Records show the bus involved in the crash was flagged eight times for maintenance problems, as recently as October.
Overall, buses operated by the firm flunked 36 percent of random inspections, the records indicate. That's higher than the national average for similar companies — a 21 percent failure rate.
The California company had an overall "satisfactory" rating from the Federal Motor Carrier Safety Administration — but records show three-quarters of similar companies had better safety records.
No one answered the door at the Scapadas Magicas office in a sprawling complex that houses more than 1,300 storage lockers and about 30 small offices.
Greg Etter, general manager of Acropolis Space Center, said the company didn't run buses out of the facility. He declined to comment further on the tenant.
The bus was carrying dozens of men, women and children who had spent Sunday at a winter recreation area, authorities said.
Crews worked through the night to recover the dead, but one body remained aboard the bus early Monday, said Rocky Shaw, a San Bernardino County coroner's investigator.
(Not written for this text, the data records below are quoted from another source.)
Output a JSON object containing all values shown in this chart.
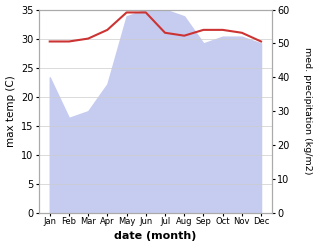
{
  "months": [
    "Jan",
    "Feb",
    "Mar",
    "Apr",
    "May",
    "Jun",
    "Jul",
    "Aug",
    "Sep",
    "Oct",
    "Nov",
    "Dec"
  ],
  "temp": [
    29.5,
    29.5,
    30.0,
    31.5,
    34.5,
    34.5,
    31.0,
    30.5,
    31.5,
    31.5,
    31.0,
    29.5
  ],
  "precip": [
    40.0,
    28.0,
    30.0,
    38.0,
    58.0,
    60.0,
    60.0,
    58.0,
    50.0,
    52.0,
    52.0,
    50.0
  ],
  "temp_color": "#cc3333",
  "precip_fill_color": "#c5ccf0",
  "xlabel": "date (month)",
  "ylabel_left": "max temp (C)",
  "ylabel_right": "med. precipitation (kg/m2)",
  "ylim_left": [
    0,
    35
  ],
  "ylim_right": [
    0,
    60
  ],
  "yticks_left": [
    0,
    5,
    10,
    15,
    20,
    25,
    30,
    35
  ],
  "yticks_right": [
    0,
    10,
    20,
    30,
    40,
    50,
    60
  ],
  "bg_color": "#ffffff",
  "grid_color": "#cccccc",
  "spine_color": "#aaaaaa"
}
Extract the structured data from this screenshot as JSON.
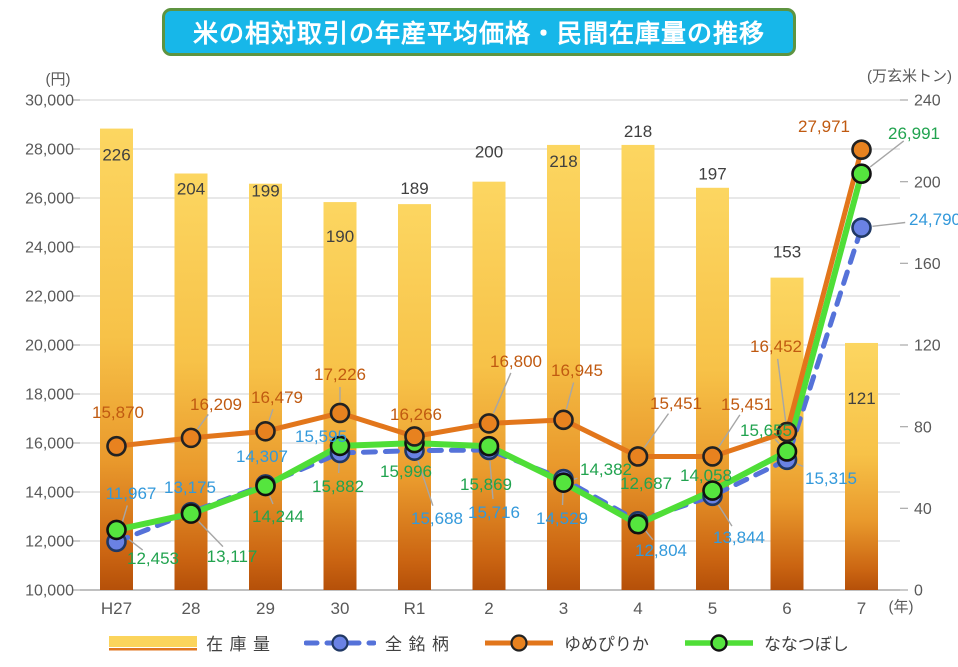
{
  "title": "米の相対取引の年産平均価格・民間在庫量の推移",
  "axes": {
    "left_unit": "(円)",
    "right_unit": "(万玄米トン)",
    "x_unit": "(年)"
  },
  "legend": {
    "inventory_label": "在庫量",
    "all_brands_label": "全銘柄",
    "yumepirika_label": "ゆめぴりか",
    "nanatsuboshi_label": "ななつぼし"
  },
  "chart_data": {
    "type": "combo: bar (right axis) + 3 lines (left axis)",
    "title": "米の相対取引の年産平均価格・民間在庫量の推移",
    "categories": [
      "H27",
      "28",
      "29",
      "30",
      "R1",
      "2",
      "3",
      "4",
      "5",
      "6",
      "7"
    ],
    "x_axis_unit": "年",
    "left_axis": {
      "unit": "円",
      "min": 10000,
      "max": 30000,
      "step": 2000
    },
    "right_axis": {
      "unit": "万玄米トン",
      "min": 0,
      "max": 240,
      "step": 40
    },
    "grid": true,
    "legend_position": "bottom",
    "bar_series": {
      "name": "在庫量",
      "key": "inventory",
      "axis": "right",
      "values": [
        226,
        204,
        199,
        190,
        189,
        200,
        218,
        218,
        197,
        153,
        121
      ]
    },
    "series": [
      {
        "name": "全銘柄",
        "key": "all-brands",
        "axis": "left",
        "style": "dashed",
        "line_color": "#5572d9",
        "marker_fill": "#6a82e4",
        "marker_stroke": "#203864",
        "label_color": "#3399db",
        "values": [
          11967,
          13175,
          14307,
          15595,
          15688,
          15716,
          14529,
          12804,
          13844,
          15315,
          24790
        ]
      },
      {
        "name": "ゆめぴりか",
        "key": "yumepirika",
        "axis": "left",
        "style": "solid",
        "line_color": "#e2761b",
        "marker_fill": "#e8821f",
        "marker_stroke": "#222222",
        "label_color": "#c05a11",
        "values": [
          15870,
          16209,
          16479,
          17226,
          16266,
          16800,
          16945,
          15451,
          15451,
          16452,
          27971
        ]
      },
      {
        "name": "ななつぼし",
        "key": "nanatsuboshi",
        "axis": "left",
        "style": "solid",
        "line_color": "#4fde37",
        "marker_fill": "#55e53e",
        "marker_stroke": "#111111",
        "label_color": "#21a34f",
        "values": [
          12453,
          13117,
          14244,
          15882,
          15996,
          15869,
          14382,
          12687,
          14058,
          15655,
          26991
        ]
      }
    ],
    "colors": {
      "bar_gradient": [
        "#fcd661",
        "#f7c248",
        "#e9992c",
        "#cb6512",
        "#b55009"
      ],
      "bar_underline": "#e0751f",
      "gridline": "#d9d9d9",
      "baseline": "#c0c0c0",
      "axis_text": "#595959",
      "bar_value_text": "#404040",
      "leader_line": "#a6a6a6",
      "title_bg": "#17b7e9",
      "title_border": "#5e9440"
    }
  }
}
Officials hadn't been able to retrieve the body because the front end of the bus was dangling over the edge of the roadside.
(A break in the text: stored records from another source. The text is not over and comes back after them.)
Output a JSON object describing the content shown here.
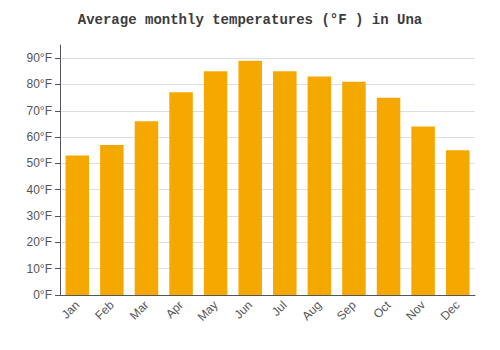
{
  "chart_data": {
    "type": "bar",
    "title": "Average monthly temperatures (°F ) in Una",
    "categories": [
      "Jan",
      "Feb",
      "Mar",
      "Apr",
      "May",
      "Jun",
      "Jul",
      "Aug",
      "Sep",
      "Oct",
      "Nov",
      "Dec"
    ],
    "values": [
      53,
      57,
      66,
      77,
      85,
      89,
      85,
      83,
      81,
      75,
      64,
      55
    ],
    "color": "#F5A800",
    "ylim": [
      0,
      95
    ],
    "yticks": [
      {
        "value": 0,
        "label": "0°F"
      },
      {
        "value": 10,
        "label": "10°F"
      },
      {
        "value": 20,
        "label": "20°F"
      },
      {
        "value": 30,
        "label": "30°F"
      },
      {
        "value": 40,
        "label": "40°F"
      },
      {
        "value": 50,
        "label": "50°F"
      },
      {
        "value": 60,
        "label": "60°F"
      },
      {
        "value": 70,
        "label": "70°F"
      },
      {
        "value": 80,
        "label": "80°F"
      },
      {
        "value": 90,
        "label": "90°F"
      }
    ],
    "grid": true
  }
}
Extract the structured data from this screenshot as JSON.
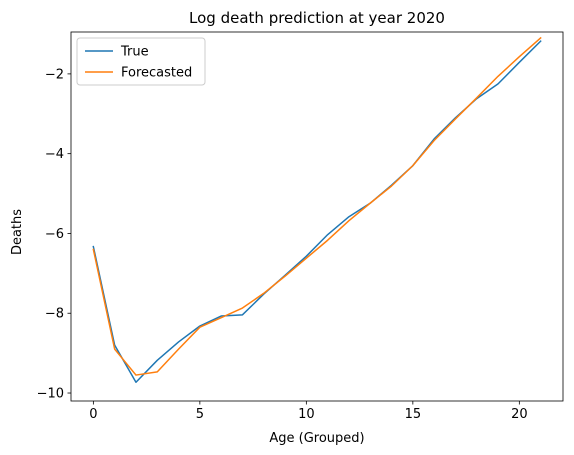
{
  "chart_data": {
    "type": "line",
    "title": "Log death prediction at year 2020",
    "xlabel": "Age (Grouped)",
    "ylabel": "Deaths",
    "xlim": [
      -1.05,
      22.05
    ],
    "ylim": [
      -10.2,
      -0.95
    ],
    "xticks": [
      0,
      5,
      10,
      15,
      20
    ],
    "xtick_labels": [
      "0",
      "5",
      "10",
      "15",
      "20"
    ],
    "yticks": [
      -10,
      -8,
      -6,
      -4,
      -2
    ],
    "ytick_labels": [
      "−10",
      "−8",
      "−6",
      "−4",
      "−2"
    ],
    "grid": false,
    "legend_position": "top-left",
    "x": [
      0,
      1,
      2,
      3,
      4,
      5,
      6,
      7,
      8,
      9,
      10,
      11,
      12,
      13,
      14,
      15,
      16,
      17,
      18,
      19,
      20,
      21
    ],
    "series": [
      {
        "name": "True",
        "color": "#1f77b4",
        "values": [
          -6.33,
          -8.8,
          -9.73,
          -9.18,
          -8.72,
          -8.32,
          -8.07,
          -8.04,
          -7.52,
          -7.05,
          -6.57,
          -6.03,
          -5.58,
          -5.24,
          -4.79,
          -4.3,
          -3.63,
          -3.1,
          -2.62,
          -2.25,
          -1.71,
          -1.18
        ]
      },
      {
        "name": "Forecasted",
        "color": "#ff7f0e",
        "values": [
          -6.4,
          -8.9,
          -9.55,
          -9.47,
          -8.9,
          -8.35,
          -8.11,
          -7.87,
          -7.5,
          -7.07,
          -6.62,
          -6.17,
          -5.68,
          -5.24,
          -4.81,
          -4.3,
          -3.67,
          -3.13,
          -2.6,
          -2.06,
          -1.57,
          -1.1
        ]
      }
    ]
  }
}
Investigators were trying to pick up any personal property to help identify victims.
More than three dozen people were injured, and at least 17 were still hospitalized, including at least five in critical condition. One is a girl.
The pickup driver was in extremely serious condition, said Peter Brierty, assistant county fire chief. Three people were in the Saturn.
Rocky Shaw, San Bernardino County coroner's investigation, said one of the dead victims was a 13-year-old boy. The boy's family from Tijuana was meeting with Mexican Consulate officials after spending the night going from hospital to hospital looking for him.
Jordi Garcia, marketing director of Interbus, said his company rented the bus from Scapadas Magicas, which supplied the driver.
Interbus offers Mexicans near-daily bus tours to the western U.S. from Tijuana. Its office in a Tijuana strip mall displays photographs of some of its destinations, including Hollywood, the Las Vegas Strip and the San Diego Zoo.
There were 38 people aboard the bus that crashed, including the driver and a tour guide, Garcia said. The bus left Tijuana at 5 a.m. Sunday, with the itinerary calling for a return late that night.
"Everything points to faulty brakes," Garcia said.
He said he spoke briefly with his tour guide, who suffered bruises. She told him she heard a loud pop before the crash.
Garcia said he believed all passengers were Mexican citizens and that there were no U.S. citizens aboard.
Big Bear Lake sits at an elevation of 6,750 feet, and the area has ski resorts and other snow play areas.